Born on 24 May 1894 at Lang Lang, Victoria, Jim Cullen was the great yarn-spinner and larrikin of the AE2, both attributes which he displayed frequently during his three and a half years in captivity in Turkey.
One of seven children in a large Catholic family, he grew up on a farm outside Perth, WA. All four boys in the family served in WWI. Cullen was selected as crew to join the new AE2 submarine, going aboard in Sydney as a 19-year-old stoker.
As a POW, Cullen was sent to Belemedik as one of a Catholic group. This peculiar separation was the result of intensive lobbying of Enver Pasha and the Turkish government by the Catholic Apostolic Representative in Constantinople, Monsignor Dolci, to try to secure more favourable treatment for his flock, which also included a large number of French submariners.
It’s thought that Cullen spoke German, which would have been a great advantage in the camp. AIF Corporal George Kerr’s shorthand diaries record many personal details of life in the prison camps. In December 1915 Kerr wrote that Jim had an ‘amazing ability as a yarn-spinner … most of Cullen’s stories were an hour’s vigil’.
One tale concerned a goat which followed the sailors into a hotel, demanded beer, and when it did not receive it, signalled its despair by butting whoever was shouting. But the best [story] of all was a cockatoo which had for its vocabulary two very objectionable words. One day the bird got covered with coal tar, and one of the men received orders to have the bird cleaned before devotions the next morning. He cleaned it, but dipped it in caustic soda, which took all the feathers off the poor thing. At devotions next morning, there was the bird sitting on the floor by our mess table without a feather on, except two on the head, and uttering very bad words, which, in the circumstances, we found appropriate.

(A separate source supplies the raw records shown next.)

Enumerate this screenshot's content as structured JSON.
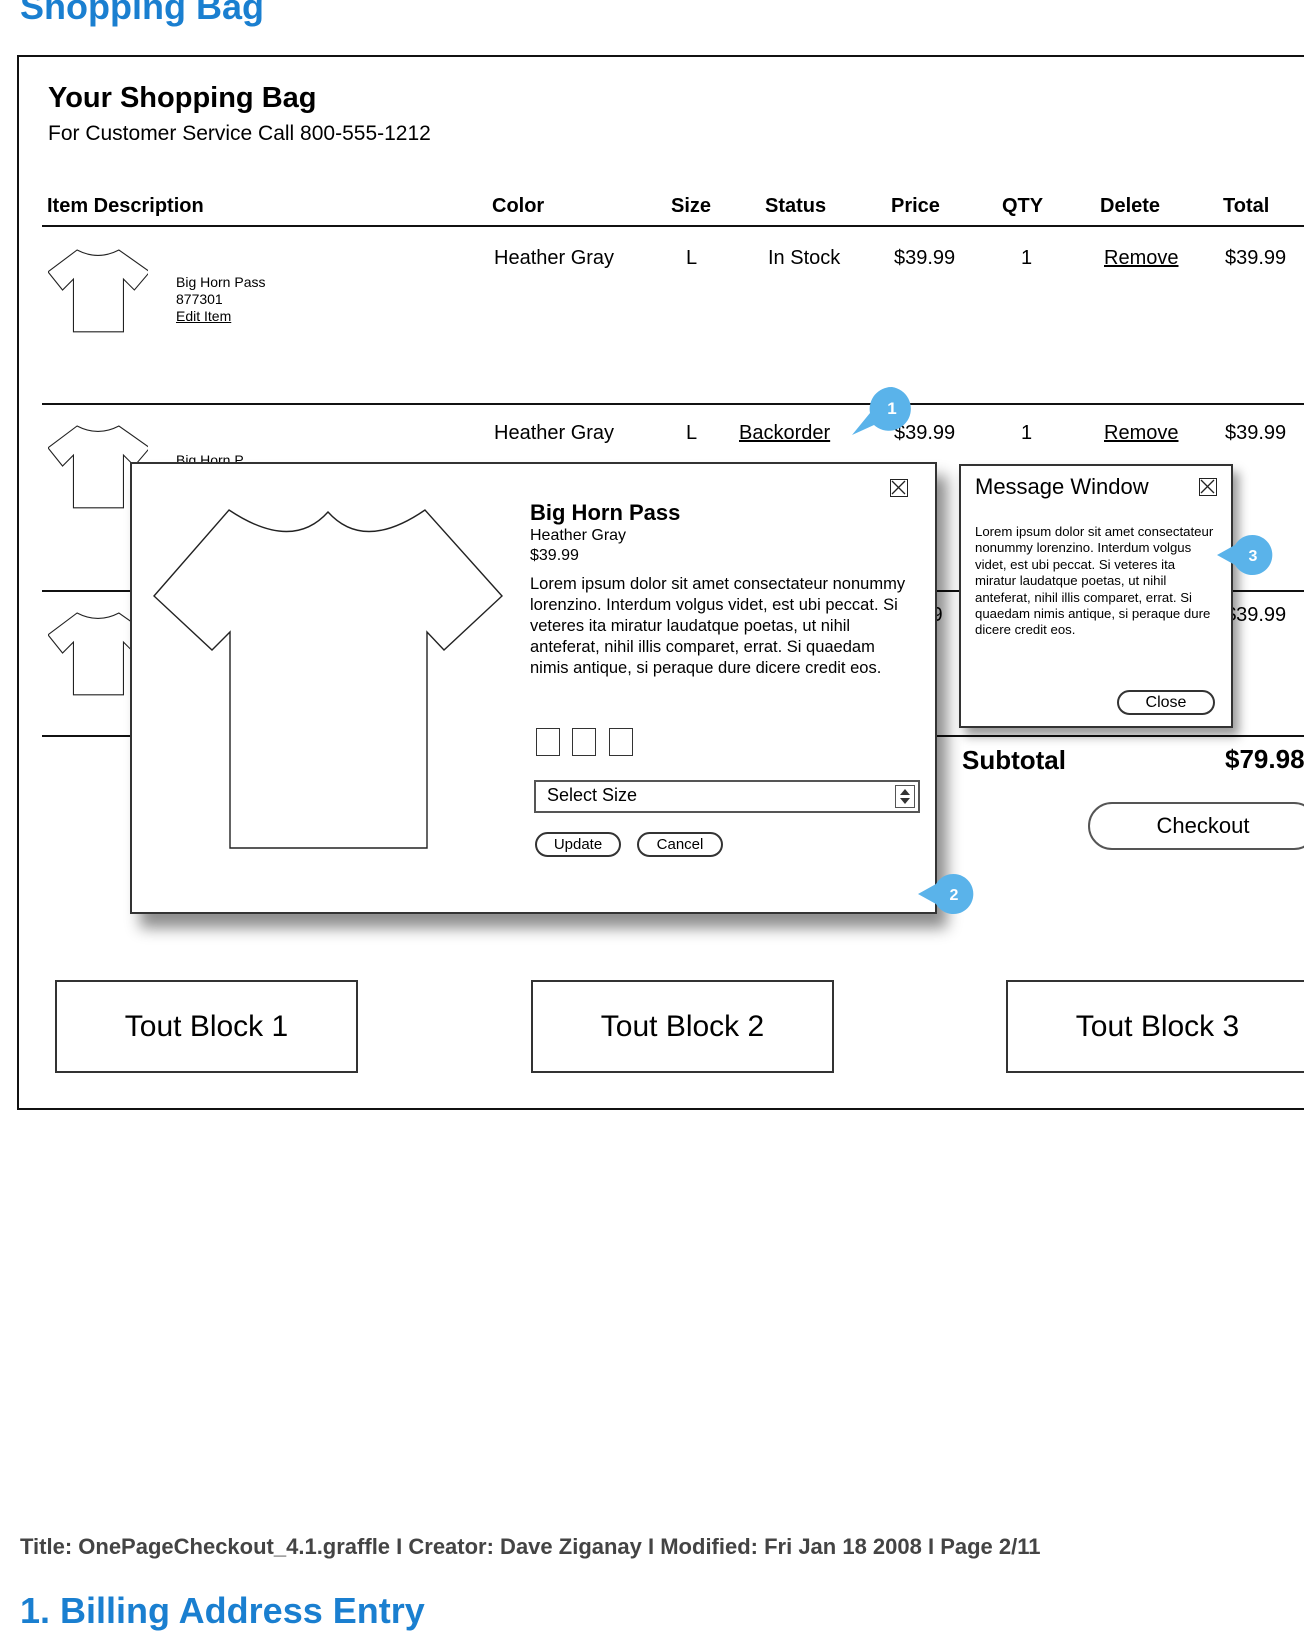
{
  "doc": {
    "section_title": "Shopping Bag",
    "next_section_title": "1. Billing Address Entry",
    "footer_meta": "Title: OnePageCheckout_4.1.graffle  I  Creator: Dave Ziganay  I  Modified: Fri Jan 18 2008  I  Page 2/11"
  },
  "bag": {
    "title": "Your Shopping Bag",
    "subtitle": "For Customer Service Call 800-555-1212",
    "columns": [
      "Item Description",
      "Color",
      "Size",
      "Status",
      "Price",
      "QTY",
      "Delete",
      "Total"
    ],
    "rows": [
      {
        "name": "Big Horn Pass",
        "sku": "877301",
        "edit_label": "Edit Item",
        "color": "Heather Gray",
        "size": "L",
        "status": "In Stock",
        "price": "$39.99",
        "qty": "1",
        "delete_label": "Remove",
        "total": "$39.99"
      },
      {
        "name_partial": "Big Horn P",
        "color": "Heather Gray",
        "size": "L",
        "status": "Backorder",
        "price": "$39.99",
        "qty": "1",
        "delete_label": "Remove",
        "total": "$39.99"
      },
      {
        "price_partial": ".9",
        "total": "$39.99"
      }
    ],
    "subtotal_label": "Subtotal",
    "subtotal_value": "$79.98",
    "checkout_label": "Checkout"
  },
  "product_modal": {
    "name": "Big Horn Pass",
    "color": "Heather Gray",
    "price": "$39.99",
    "description": "Lorem ipsum dolor sit amet consectateur nonummy lorenzino. Interdum volgus videt, est ubi peccat. Si veteres ita miratur laudatque poetas, ut nihil anteferat, nihil illis comparet, errat. Si quaedam nimis antique, si peraque dure dicere credit eos.",
    "size_select": "Select Size",
    "update_label": "Update",
    "cancel_label": "Cancel"
  },
  "message_window": {
    "title": "Message Window",
    "body": "Lorem ipsum dolor sit amet consectateur nonummy lorenzino. Interdum volgus videt, est ubi peccat. Si veteres ita miratur laudatque poetas, ut nihil anteferat, nihil illis comparet, errat. Si quaedam nimis antique, si peraque dure dicere credit eos.",
    "close_label": "Close"
  },
  "callouts": [
    "1",
    "2",
    "3"
  ],
  "touts": [
    "Tout Block 1",
    "Tout Block 2",
    "Tout Block 3"
  ],
  "colors": {
    "heading_blue": "#1a7fd0",
    "callout_blue": "#5ab3ea"
  },
  "icons": {
    "tshirt": "tshirt-icon",
    "close": "close-x-icon",
    "stepper": "up-down-stepper-icon"
  }
}
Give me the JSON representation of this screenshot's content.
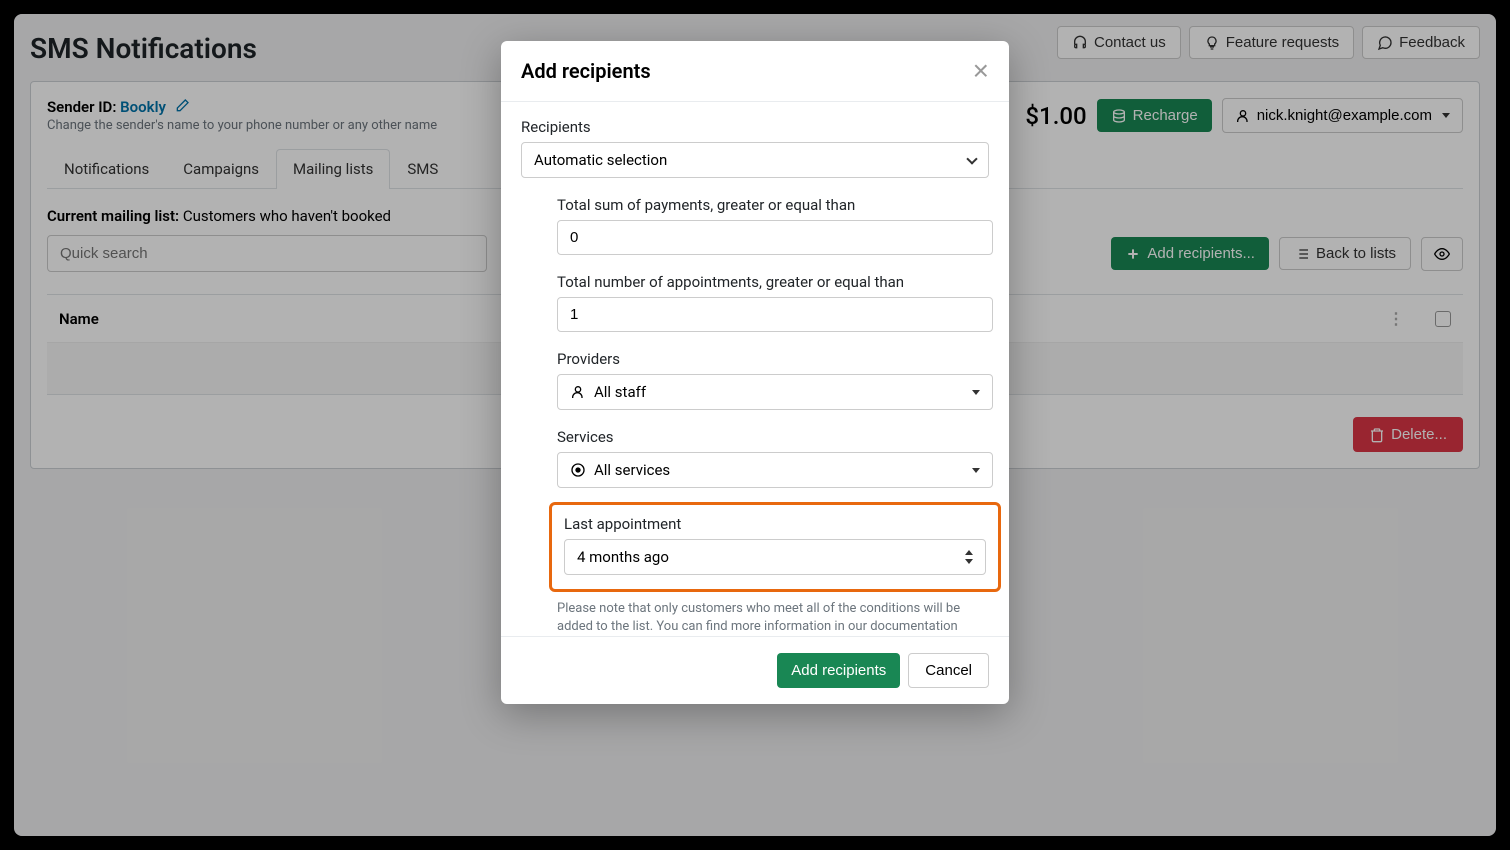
{
  "page": {
    "title": "SMS Notifications"
  },
  "header_buttons": {
    "contact": "Contact us",
    "feature": "Feature requests",
    "feedback": "Feedback"
  },
  "sender": {
    "label": "Sender ID:",
    "value": "Bookly",
    "sub": "Change the sender's name to your phone number or any other name"
  },
  "balance": {
    "amount": "$1.00",
    "recharge": "Recharge",
    "user": "nick.knight@example.com"
  },
  "tabs": {
    "notifications": "Notifications",
    "campaigns": "Campaigns",
    "mailing": "Mailing lists",
    "sms": "SMS"
  },
  "mailing": {
    "label": "Current mailing list:",
    "name": "Customers who haven't booked"
  },
  "search": {
    "placeholder": "Quick search",
    "add_recipients": "Add recipients...",
    "back": "Back to lists"
  },
  "table": {
    "col_name": "Name"
  },
  "delete_btn": "Delete...",
  "modal": {
    "title": "Add recipients",
    "recipients_label": "Recipients",
    "recipients_value": "Automatic selection",
    "sum_label": "Total sum of payments, greater or equal than",
    "sum_value": "0",
    "appts_label": "Total number of appointments, greater or equal than",
    "appts_value": "1",
    "providers_label": "Providers",
    "providers_value": "All staff",
    "services_label": "Services",
    "services_value": "All services",
    "last_label": "Last appointment",
    "last_value": "4 months ago",
    "note": "Please note that only customers who meet all of the conditions will be added to the list. You can find more information in our documentation",
    "submit": "Add recipients",
    "cancel": "Cancel"
  }
}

Cullen and Kerr soon became regular, boisterous and indulgent drinking partners. This led to boxing matches and fights which caused gradual mental and physical deterioration. From this low point onwards, Cullen left Kerr’s group in that mess and was next recorded as working in the hospital at Belemedik under the protection of an outstanding POW doctor, Captain Clifford of the Indian Army.
Cullen contracted malaria during an epidemic which swept the camp at this time. He was next assigned to a group working along the railway line at Kelebek, which included the AE2’s John Wheat and a Private Samson of the AIF. The three began to hatch an escape plan after secretly building a boat; they hoped to reach the coast some 35 miles away. It took the trio three months, working secretly at night, to construct the boat from stolen materials, all of which had to be carefully hidden away every day. They did escape on the night of 29 April 1918 and almost made it to the coast, but were at the last minute foiled, both by incredibly heavy rain and by Cullen falling ill with an attack of malaria. They were forced to return to camp, where Cullen was able to hide his absence as he worked separately from the others at the hospital. Both Wheat and Samson, however, were punished.
Cullen was released from the camp at the end of 1918, still far from well. He arrived safely back in England but was hospitalised for many months. He never returned to his family home but re-enlisted in the RAN for a further five years’ service in 1919. He left Australia to live and work in New Zealand some time during the 1930s. He was killed in an earthquake in New Zealand in 1945, aged 61.